Mechanisms of rotenone action uncovered

Neuroscientists from the University at Buffalo have shown that rotenone, an environmental toxin linked specifically to Parkinson’s disease, damages dopamine producing neurons critical to body movement and muscle control.

The scientists report that microtubules, intracellular highways that transport dopamine to the brain area that controls body movement, are a crucial target for future therapies.

Damage to microtubules prevents dopamine from reaching the brain’s movement center, causing a back-up of the neurotransmitter in the transport system. The backed-up dopamine accumulates in the body of the neuron and breaks down, causing a release of toxic free radicals, which destroy the neuron.

The research suggests that rotenone targets microtubules and affects the survival of dopamine producing neurons whilst sparing neurons that produce neurotransmitters other than dopamine.

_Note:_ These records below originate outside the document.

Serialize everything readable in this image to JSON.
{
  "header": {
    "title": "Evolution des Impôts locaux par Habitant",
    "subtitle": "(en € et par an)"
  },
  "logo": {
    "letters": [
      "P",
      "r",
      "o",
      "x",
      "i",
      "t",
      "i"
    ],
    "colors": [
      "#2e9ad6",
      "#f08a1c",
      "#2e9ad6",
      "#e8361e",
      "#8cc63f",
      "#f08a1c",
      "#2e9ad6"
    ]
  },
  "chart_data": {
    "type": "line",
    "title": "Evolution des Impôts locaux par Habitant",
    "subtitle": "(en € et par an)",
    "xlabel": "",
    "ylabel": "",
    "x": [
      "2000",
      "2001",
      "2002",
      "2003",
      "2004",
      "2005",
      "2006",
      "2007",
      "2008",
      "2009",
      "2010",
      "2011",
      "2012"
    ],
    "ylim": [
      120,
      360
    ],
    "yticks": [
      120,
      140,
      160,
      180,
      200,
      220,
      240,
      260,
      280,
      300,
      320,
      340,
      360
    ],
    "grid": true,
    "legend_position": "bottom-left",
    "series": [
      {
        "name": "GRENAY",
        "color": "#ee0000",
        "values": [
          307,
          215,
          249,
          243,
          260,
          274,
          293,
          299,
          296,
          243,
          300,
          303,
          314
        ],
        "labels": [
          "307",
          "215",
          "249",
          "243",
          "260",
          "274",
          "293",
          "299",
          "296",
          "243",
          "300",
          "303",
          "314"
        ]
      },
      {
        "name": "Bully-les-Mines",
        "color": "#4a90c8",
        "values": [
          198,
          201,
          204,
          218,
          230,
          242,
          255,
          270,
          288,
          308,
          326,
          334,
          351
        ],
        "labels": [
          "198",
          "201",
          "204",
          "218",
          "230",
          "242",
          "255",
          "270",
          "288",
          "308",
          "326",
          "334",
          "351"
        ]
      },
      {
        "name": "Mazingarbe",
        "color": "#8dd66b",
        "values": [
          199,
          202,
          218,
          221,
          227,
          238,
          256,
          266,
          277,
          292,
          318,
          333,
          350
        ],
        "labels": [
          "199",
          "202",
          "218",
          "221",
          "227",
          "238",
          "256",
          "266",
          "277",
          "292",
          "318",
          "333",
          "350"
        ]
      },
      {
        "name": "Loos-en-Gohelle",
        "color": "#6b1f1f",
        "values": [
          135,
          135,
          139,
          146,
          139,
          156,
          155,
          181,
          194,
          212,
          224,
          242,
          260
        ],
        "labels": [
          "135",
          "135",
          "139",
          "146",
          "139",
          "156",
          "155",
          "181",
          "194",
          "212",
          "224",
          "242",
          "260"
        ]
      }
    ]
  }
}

Using cultures of rat neurons, the researches subjected neurons that produce various types of neurotransmitters to agents that mimic the action of rotenone. These results showed that dopaminergic neurons were destroyed while others survived.

They then topped off the treatment by adding the drug taxol, which stabilizes microtubules and prevents their breakdown. Findings showed that by protecting microtubules, the toxic effect of rotenone on dopamine-producing neurons was greatly reduced.

“Based on these findings, we have identified several ways to stabilize microtubules against the onslaught of rotenone. These results ultimately may lead to novel therapies for Parkinson’s disease,” said Dr Jian Feng, assistant professor of physiology and biophysics in the University at Buffalo and senior author on the study.